Tuesday, May 28, 2013

Cradled

Fear. It does not always come in the darkness of night. Sometimes it arrives in the early morning, when I wake to the weak voice of my son, who has type one diabetes, whispering in my ear, "Mom, I feel sick."  He bolts to my bathroom and I run, too, to try to comfort, hoping my presence is enough, while I wrestle with helplessness- and fear.

Once he is back in bed, miserable, aching, I can't get still. The jolt from sleeping to wild wakefulness leaves my heart racing. Flip flops pound across tile, hands sweep through the medicine cabinet for something, anything to help him. Within the hour, blood glucose has been checked, fresh insulin given, a new "set" for the insulin pump has been attached to his body.  The on call doctor has advised, and nausea medicine has been administrated. Everything medically necessary has been done. But another hour wait until the next blood glucose check leaves me gaping. If I sit with him, I will only keep him awake. So I train a watchful eye on the hallway, and wait for the next round.

He is up again soon, wretching. I run to him, again. I wish I could do more. I wish I could take this burden from him. So I stand close and rub his back, and wrestle. This is why I keep a change of clothes in the car for my son and myself. I try to be prepared. We have a bag packed with medical supplies that goes with us everywhere. I keep what is not practical for "the diabetes bag" (like pajamas and clean underwear in case of a sudden trip to the hospital) in the minivan. But try as I might, I can not anticipate everything. It's wise to be prepared, but sometimes the back up plan is a good start- yet not near enough.

 Tweaking, analyzing, and re-planning are good, even necessary- but can not guarantee there won't be rough patches. Sometimes, I do the best in can in the moment, and process later. It's in moments like these when I am reminded not to underestimate grace. For others, yes. But for myself too. Even now, when I do my best, but my son still suffers, grace is for me, too.

Grace is that loving Voice assuring, "You did the best you could, now give the rest to me."

So I close the cabinets, and place my hands on the counter top, to steady. I breathe, and pray. In... out... In, and out again. Prayer breaths in- "Jesus", I speak the name, and breathe out, saying aloud: "Lord", my assurance. In: "God", out: "healer", In: "Spirit", out: "Comforter." In: "rest", out: " release." Hands out, I find the altar, and place my son, and my own heart, in the place where we are safe. For I know this truth: sometimes God holds us in his hands, but always, he holds us in his heart. So here, now, in this moment, I nestle in, and find myself- and my precious boy- cradled in the arms of the One who loves us best.

~Just Me


 

Saturday, May 11, 2013

Pause

There is a weariness not of body, but of heart and soul. It's been one of those weeks. When I wake, bleary eyed to one child sick in the night, and another shaking with sugars skyrocketing, and later, plummeting.

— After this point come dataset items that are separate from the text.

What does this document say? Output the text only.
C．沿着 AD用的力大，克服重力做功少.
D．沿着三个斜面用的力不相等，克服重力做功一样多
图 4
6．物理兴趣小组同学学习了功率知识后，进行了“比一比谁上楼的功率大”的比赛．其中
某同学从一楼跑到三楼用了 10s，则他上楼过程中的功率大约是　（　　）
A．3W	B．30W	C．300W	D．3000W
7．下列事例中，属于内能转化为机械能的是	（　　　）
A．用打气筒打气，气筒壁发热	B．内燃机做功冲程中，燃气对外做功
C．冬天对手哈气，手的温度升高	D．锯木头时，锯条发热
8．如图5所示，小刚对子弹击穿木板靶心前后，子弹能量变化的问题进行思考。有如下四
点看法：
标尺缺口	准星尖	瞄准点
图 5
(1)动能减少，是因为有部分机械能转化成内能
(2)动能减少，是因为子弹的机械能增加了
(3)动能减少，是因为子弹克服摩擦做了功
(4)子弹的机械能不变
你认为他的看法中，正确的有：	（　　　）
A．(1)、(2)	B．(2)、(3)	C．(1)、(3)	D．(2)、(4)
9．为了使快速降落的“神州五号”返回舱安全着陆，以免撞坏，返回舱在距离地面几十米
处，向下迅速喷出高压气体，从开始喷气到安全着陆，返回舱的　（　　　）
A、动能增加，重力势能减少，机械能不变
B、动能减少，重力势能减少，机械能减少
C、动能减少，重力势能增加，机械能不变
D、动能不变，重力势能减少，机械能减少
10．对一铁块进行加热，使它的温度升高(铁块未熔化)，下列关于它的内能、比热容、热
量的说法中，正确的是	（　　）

It's been a week of frantic moments. Conversations with on-call doctors, diabetes educators, (long) calls with pharmacists, and yes, I have resorted to begging. Help me!  Help my son. Help me help my son! I am at the end of myself, simply making do with what's leftover.

And it strikes me. Perhaps I am looking for help in all the wrong places. Like the country song I knew growing up... looking in too many faces. Trying (desperately) to find what I'm dreaming of. When I push through the fear and the drowsiness, it is possible the answer is found in taking pause?

 If I stop I fear I'll fall to pieces. Maybe I need to fall to pieces. Perhaps the key to being strong is found beyond my own weak strength. Maybe being strong is coming to the end of all I am and crying out "Help Me!" to the One who is my strength, my very present help in trouble (if I will let Him in.)

A much needed reminder that came even today: I am not alone. Words of comfort flow in and fill the places where I feel hammered. I am grateful for hearts, here before me, hands ready to come along side and lift me up- when I am too spent to raise myself. And, above all the provisions of friends of the heart, there is One, who stands ready to hold, to shelter, to restore. I desperately need to stop holding my breath and running through chaos. As I was reminded today, I can choose to participate in the chaos, or I can let it go. Rest is a verb. It means to stop. To relieve weariness by cessation of exertion or labor. To be quiet and still.

It seems a long time since I was broken, spilled out. Yet there is strength in the spilling out. There is release, and a wholeness born of restoration. I lean in to the arms that hold and cover, allowing peace to unfold. My comforter smooths the layers of fear, lifts eyes laden with burdens to see his heart. As I pause, and linger, I am reminded that it is so good to 'Be still'.  In the stillness, He can draw near and calm my heart, and in his presence I find rest for my soul.